Hiram,
Looking at the 10-Q for March 99 quarter: edgar.sec.gov
I find that CCBL spent $5M investing in Convergence.com:
"Net cash used in investing activities was $9,316,000 for the thirty-nine-week period ended March 26, 1999, compared to 7,554,000 for the same period of the prior year. The increase in cash used in investing activities was primarily due to an investment made by the Company in the stock of Convergence.com. In December 1998, the Company entered into a strategic alliance with Convergence.com, a provider of internet-enabling technical services. Under this arrangement, C-COR has made a $5,000,000 investment in Convergence.com and is the exclusive reseller of Convergence.com's products and services in North America. Convergence.com's products and services enable delivery of high-speed, broadband internet and data services to businesses, residential customers, schools and other institutions. The investment in Convergence.com is being carried at cost, as the ownership interest is less than 20% and does not fall within the guidelines of Financial Accounting Standards No. 115, "Accounting for Certain Investments in Debt and Equity Securities" (Statement 115). The Company's other investing activities derive primarily from purchases of property, plant and equipment and other investing activities." Adding $5M to the cash line I get: March 99 cash: $5.571 compared to March 98 cash: 2.313M
CCBL wasn't losing cash from operations: "Net cash generated from operating activities was $9,994,000 for the thirty-nine-week period ended March 26, 1999, compared to $9,755,000 for the same period of the prior year."

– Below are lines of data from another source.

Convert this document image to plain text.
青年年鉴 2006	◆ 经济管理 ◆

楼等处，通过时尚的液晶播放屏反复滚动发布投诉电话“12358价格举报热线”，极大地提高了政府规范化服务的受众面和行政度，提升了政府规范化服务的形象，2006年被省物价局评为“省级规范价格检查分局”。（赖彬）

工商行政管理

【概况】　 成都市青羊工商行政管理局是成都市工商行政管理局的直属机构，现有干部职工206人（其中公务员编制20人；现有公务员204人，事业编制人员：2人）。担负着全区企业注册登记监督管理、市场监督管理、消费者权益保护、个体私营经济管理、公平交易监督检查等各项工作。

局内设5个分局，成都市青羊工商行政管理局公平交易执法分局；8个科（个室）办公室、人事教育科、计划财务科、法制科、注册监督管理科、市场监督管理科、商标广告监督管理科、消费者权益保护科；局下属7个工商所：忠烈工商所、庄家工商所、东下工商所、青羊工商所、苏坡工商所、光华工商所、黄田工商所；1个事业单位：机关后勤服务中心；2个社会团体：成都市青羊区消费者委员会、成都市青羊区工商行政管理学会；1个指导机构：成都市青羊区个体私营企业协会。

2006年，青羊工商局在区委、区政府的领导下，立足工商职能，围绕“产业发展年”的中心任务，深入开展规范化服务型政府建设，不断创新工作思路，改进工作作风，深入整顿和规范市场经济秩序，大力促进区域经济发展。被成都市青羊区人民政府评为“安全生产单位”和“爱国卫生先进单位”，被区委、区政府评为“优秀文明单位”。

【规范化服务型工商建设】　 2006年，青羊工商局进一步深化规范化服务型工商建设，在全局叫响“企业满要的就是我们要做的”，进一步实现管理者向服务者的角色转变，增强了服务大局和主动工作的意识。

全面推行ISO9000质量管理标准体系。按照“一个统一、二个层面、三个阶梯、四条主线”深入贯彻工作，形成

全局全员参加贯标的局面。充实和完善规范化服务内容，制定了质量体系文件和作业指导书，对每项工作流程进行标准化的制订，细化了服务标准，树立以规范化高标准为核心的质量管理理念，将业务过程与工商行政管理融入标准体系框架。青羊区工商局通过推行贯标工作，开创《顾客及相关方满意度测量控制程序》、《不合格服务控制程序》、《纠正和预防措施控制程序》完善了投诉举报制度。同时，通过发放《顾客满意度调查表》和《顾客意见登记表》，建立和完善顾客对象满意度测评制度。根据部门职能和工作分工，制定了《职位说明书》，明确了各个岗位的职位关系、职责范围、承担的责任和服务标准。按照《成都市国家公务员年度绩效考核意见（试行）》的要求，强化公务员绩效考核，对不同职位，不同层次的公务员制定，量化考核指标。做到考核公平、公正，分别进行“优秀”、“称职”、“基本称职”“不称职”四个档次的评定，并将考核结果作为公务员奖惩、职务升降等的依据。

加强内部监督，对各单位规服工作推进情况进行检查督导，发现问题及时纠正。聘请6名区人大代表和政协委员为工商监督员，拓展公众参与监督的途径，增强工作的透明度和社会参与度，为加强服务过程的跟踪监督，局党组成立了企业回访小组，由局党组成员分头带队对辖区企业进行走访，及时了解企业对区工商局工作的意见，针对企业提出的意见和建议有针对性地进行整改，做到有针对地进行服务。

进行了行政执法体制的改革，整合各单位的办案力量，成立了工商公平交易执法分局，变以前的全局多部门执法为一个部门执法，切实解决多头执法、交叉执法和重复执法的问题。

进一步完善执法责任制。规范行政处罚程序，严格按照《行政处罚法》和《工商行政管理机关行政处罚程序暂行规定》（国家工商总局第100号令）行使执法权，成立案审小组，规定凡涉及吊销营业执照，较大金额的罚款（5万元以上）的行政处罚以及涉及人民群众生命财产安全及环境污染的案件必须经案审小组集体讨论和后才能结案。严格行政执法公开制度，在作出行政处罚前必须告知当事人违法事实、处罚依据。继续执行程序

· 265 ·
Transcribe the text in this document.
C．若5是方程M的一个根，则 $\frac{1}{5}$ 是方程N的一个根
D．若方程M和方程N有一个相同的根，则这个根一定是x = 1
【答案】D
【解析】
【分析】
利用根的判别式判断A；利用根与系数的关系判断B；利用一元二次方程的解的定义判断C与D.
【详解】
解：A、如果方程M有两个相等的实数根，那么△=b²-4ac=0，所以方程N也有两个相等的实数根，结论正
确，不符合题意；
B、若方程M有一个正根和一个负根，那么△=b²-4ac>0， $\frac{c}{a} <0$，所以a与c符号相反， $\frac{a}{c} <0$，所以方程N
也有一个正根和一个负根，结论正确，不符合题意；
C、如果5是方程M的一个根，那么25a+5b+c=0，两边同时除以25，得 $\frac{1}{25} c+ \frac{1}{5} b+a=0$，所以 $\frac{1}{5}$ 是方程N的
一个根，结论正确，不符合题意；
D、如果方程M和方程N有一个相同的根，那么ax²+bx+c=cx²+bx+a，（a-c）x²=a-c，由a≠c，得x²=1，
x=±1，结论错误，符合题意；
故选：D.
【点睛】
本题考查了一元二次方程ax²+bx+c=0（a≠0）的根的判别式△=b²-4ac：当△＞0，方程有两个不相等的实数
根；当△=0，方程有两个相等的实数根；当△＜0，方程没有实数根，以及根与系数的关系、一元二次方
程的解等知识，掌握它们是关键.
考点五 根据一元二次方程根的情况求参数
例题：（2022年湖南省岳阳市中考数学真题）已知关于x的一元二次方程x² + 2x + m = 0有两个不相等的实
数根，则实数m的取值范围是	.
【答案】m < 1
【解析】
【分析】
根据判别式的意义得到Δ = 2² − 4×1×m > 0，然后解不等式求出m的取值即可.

I'm not very concerned about the Accounts Payable line ($11M up from $5.7M) - some analysts believe that it is good to increase this item as it represents a "free loan" (see Amazon's balance sheet). As long as CCBL can pay off their short-term loans... (Current assets=$51M, Current liabilities=$23M which suggests that CCBL should be able to.)
CCBL says: " As of March 26, 1999, increases in both inventories and associated accounts payables resulted from a higher level of purchases to support higher production levels anticipated in the fourth quarter of fiscal year 1999."
I too wish that more companies release the balance sheet along with the income statement. Not doing so often leads to investment uncertainty and more volatile stock prices and lower stock valuations. The balance sheet is the most helpful whenever a company in buying out another company as what CCBL is doing.
As a general rule, I've found that stocks drop whenever the company undergoes a merger because of all of the uncertainties - and the lack of a consolidated balance sheet, perhaps due to the time required to produce one, contributes to that drop. Once the balance sheet comes out, and the purchase is confirmed to be a good purchase, the stock will rise.